The chondroitin sulfate moiety of thrombomodulin binds a second molecule of thrombin.

The role of the chondroitin sulfate moiety of thrombomodulin (TM) in the binding of thrombin to TM has been examined using fluorescent derivatives of thrombin. An anilinonaphthalene-6-sulfonic acid (ANS) dye was attached covalently to the active site histidine of thrombin via a D-Phe-Pro-Arg (FPR) linkage to form ANS-FPR-thrombin. When ANS-FPR-thrombin was titrated with TM lacking the chondroitin sulfate moiety (csf-TM), a monotonic and saturable increase in ANS emission intensity was observed that was consistent with the formation of a high affinity 1:1 thrombin-csf-TM complex. In contrast, titration of ANS-FPR-thrombin with intact TM containing the chondroitin sulfate resulted in a biphasic change in ANS-FPR-thrombin emission intensity that was consistent with each molecule of TM binding at least two molecules of ANS-FPR-thrombin with different affinities. This suggested that the second thrombin binds to TM via the chondroitin sulfate moiety. A direct interaction between thrombin and chondroitin sulfate was demonstrated by showing that chondroitin sulfate, cleaved and purified from TM, caused a saturable increase in ANS emission intensity upon addition to an ANS-FPR-thrombin sample. This spectral change was reversed by adding an excess of unmodified thrombin. The minimum Kd for the ANS-FPR-thrombin-chondroitin sulfate complex was approximately 20 nM, consistent with chondroitin sulfate being the lower affinity binding site on TM for thrombin.
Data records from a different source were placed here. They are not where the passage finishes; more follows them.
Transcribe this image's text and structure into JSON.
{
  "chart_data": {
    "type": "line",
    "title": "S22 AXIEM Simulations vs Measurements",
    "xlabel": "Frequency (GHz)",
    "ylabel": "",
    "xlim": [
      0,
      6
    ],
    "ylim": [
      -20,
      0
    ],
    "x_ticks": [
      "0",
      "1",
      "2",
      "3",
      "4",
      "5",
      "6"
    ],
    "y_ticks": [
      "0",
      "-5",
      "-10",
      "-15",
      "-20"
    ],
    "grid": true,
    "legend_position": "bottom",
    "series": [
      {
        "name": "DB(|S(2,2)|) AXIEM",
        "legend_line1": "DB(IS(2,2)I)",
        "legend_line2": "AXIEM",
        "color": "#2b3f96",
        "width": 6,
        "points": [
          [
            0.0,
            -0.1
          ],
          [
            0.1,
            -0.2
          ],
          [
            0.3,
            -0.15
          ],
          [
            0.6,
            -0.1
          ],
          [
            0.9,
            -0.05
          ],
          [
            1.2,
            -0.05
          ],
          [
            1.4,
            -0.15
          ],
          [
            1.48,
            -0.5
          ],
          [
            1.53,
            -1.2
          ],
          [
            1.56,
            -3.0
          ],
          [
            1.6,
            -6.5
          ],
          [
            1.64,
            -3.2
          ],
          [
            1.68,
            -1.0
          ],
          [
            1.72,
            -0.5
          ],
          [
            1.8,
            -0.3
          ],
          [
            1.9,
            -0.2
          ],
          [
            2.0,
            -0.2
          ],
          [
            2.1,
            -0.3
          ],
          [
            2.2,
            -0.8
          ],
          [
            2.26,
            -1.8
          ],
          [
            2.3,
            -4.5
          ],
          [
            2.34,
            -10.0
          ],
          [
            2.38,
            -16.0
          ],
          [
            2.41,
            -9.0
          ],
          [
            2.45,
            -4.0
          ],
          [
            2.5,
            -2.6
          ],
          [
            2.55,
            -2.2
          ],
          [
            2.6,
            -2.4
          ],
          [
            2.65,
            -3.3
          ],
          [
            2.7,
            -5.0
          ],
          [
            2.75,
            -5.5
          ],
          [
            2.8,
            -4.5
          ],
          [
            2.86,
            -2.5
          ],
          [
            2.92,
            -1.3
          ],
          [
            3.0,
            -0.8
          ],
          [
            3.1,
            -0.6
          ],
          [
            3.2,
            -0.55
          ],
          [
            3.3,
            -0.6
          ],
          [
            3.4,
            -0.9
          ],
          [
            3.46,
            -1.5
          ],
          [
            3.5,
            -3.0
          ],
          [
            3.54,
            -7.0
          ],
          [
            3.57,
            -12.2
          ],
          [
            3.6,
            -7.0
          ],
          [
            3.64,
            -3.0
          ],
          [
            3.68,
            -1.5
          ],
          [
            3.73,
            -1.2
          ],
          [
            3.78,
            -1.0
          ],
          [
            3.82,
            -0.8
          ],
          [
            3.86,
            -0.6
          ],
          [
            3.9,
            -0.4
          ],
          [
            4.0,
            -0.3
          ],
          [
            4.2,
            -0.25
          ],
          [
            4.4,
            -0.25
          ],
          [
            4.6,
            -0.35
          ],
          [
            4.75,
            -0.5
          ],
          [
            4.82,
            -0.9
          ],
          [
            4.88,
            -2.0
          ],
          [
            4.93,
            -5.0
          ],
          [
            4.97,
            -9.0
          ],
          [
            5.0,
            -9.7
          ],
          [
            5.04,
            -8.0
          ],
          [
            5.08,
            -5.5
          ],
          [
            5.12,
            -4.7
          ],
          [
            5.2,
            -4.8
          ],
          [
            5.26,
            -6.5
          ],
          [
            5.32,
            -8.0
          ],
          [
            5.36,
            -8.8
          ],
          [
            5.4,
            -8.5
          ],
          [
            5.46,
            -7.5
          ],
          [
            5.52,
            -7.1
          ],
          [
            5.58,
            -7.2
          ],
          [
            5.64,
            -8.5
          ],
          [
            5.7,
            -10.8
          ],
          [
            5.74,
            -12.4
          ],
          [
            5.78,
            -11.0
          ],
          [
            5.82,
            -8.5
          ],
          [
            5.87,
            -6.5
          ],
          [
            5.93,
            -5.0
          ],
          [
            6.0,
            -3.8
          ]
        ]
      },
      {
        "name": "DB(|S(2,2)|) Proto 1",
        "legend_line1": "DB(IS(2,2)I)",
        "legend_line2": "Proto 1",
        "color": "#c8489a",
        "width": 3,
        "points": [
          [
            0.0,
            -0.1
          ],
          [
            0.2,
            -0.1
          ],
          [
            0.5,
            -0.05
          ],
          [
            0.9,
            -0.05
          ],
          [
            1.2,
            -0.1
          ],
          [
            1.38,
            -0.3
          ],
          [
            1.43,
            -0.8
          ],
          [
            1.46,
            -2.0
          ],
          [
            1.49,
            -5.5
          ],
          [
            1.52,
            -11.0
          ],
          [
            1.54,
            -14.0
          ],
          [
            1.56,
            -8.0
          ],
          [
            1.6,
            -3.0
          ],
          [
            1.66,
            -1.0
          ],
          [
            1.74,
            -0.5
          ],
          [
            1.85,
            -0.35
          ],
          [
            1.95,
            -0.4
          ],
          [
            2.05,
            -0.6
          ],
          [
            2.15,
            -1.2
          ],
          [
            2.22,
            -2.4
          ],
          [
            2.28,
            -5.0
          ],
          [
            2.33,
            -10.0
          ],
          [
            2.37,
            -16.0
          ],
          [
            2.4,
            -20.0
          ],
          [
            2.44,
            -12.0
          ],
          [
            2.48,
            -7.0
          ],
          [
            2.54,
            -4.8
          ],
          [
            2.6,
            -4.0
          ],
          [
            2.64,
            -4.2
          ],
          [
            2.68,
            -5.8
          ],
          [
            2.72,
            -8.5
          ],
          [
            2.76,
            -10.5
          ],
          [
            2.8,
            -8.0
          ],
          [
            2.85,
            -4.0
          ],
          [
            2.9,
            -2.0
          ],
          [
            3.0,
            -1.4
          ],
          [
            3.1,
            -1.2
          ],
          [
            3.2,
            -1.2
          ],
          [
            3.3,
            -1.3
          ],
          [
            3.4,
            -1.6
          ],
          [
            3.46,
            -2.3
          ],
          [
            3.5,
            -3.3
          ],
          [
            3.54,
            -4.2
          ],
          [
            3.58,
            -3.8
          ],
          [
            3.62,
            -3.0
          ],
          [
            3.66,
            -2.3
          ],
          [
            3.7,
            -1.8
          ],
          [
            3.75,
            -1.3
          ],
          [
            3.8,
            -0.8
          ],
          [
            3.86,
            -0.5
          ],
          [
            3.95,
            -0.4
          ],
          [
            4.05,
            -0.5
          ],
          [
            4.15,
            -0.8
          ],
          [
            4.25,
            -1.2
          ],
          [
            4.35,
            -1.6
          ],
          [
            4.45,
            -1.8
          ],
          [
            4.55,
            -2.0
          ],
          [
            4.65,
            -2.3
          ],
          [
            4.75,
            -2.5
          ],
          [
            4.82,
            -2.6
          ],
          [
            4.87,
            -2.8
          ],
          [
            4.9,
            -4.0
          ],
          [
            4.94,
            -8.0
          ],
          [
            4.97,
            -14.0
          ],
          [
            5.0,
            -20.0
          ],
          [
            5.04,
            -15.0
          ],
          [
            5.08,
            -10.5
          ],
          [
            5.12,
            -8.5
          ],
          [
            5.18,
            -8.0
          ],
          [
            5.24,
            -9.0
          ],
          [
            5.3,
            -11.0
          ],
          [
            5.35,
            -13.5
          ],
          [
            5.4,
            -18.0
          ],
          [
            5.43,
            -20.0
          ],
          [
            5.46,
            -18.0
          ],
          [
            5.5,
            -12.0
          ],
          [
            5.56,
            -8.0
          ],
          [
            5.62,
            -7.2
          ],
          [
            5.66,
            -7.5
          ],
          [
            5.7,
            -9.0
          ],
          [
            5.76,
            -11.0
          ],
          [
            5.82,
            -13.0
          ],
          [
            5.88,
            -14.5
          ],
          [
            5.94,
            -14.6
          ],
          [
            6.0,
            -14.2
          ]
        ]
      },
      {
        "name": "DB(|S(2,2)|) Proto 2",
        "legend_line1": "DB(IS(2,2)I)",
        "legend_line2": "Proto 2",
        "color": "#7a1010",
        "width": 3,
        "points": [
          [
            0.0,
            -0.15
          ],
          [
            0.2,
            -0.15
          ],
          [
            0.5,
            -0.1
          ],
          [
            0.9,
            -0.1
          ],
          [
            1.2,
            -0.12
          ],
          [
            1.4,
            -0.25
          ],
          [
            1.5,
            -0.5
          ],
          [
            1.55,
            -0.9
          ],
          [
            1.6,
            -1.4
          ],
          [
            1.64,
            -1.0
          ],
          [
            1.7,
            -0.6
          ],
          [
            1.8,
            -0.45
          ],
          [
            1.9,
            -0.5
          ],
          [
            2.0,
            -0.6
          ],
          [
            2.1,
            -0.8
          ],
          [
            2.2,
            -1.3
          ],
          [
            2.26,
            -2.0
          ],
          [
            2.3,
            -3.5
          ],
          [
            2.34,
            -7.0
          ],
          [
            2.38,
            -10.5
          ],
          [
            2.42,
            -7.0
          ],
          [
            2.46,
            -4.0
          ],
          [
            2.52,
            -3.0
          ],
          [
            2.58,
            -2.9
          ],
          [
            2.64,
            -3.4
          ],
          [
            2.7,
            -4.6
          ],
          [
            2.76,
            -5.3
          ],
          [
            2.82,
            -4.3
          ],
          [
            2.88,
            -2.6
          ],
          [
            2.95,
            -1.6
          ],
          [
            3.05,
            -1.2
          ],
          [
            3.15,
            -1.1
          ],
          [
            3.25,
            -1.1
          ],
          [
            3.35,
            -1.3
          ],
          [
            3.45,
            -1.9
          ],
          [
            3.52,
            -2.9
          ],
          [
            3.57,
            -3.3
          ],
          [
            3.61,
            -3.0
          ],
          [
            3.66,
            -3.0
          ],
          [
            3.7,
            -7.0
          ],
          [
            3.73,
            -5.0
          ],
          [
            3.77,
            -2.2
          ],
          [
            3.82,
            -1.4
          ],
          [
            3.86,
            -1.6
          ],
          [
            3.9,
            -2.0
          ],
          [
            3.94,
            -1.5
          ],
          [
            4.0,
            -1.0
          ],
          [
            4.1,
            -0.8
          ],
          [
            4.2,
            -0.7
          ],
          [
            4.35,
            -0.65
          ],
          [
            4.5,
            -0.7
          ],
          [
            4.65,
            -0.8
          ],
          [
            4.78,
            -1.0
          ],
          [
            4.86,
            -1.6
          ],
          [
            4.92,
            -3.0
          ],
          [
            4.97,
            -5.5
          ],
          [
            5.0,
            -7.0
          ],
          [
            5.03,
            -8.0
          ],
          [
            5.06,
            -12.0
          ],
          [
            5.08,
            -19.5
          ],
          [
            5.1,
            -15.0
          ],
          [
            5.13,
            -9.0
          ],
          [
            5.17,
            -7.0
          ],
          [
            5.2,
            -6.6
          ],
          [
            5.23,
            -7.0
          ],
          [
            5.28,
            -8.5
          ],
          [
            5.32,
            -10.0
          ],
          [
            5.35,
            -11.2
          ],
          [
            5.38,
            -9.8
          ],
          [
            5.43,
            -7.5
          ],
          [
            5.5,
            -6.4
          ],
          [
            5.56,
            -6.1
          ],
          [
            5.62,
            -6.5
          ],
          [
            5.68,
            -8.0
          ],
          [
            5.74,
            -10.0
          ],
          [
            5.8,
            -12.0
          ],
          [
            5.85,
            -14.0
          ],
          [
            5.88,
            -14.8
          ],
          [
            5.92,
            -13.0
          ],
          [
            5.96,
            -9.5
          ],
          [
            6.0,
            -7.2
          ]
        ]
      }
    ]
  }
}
The titration of chondroitin sulfate into ANS-FPR-thrombin samples in the absence and presence of a TM fragment containing the fifth and sixth growth factor-like domains (GF5-6) showed that GF5-6 did not block chondroitin sulfate binding and that a GF5-6-thrombin-chondroitin sulfate ternary complex was formed. Thus, the chondroitin sulfate binds to thrombin somewhere other than anion-binding exosite I, and in doing so, alters the structure and/or environment of the active site more than 15A from the active site serine without detectably changing the conformation near Ser-195. Since excess TM and excess csf-TM increased the ANS emission intensity of ANS-FPR-thrombin to different extents (approximately 15 and approximately 80%, respectively), the chondroitin sulfate also influences the environment of the active site probe even when thrombin is bound to the higher affinity site on TM (GF5-6).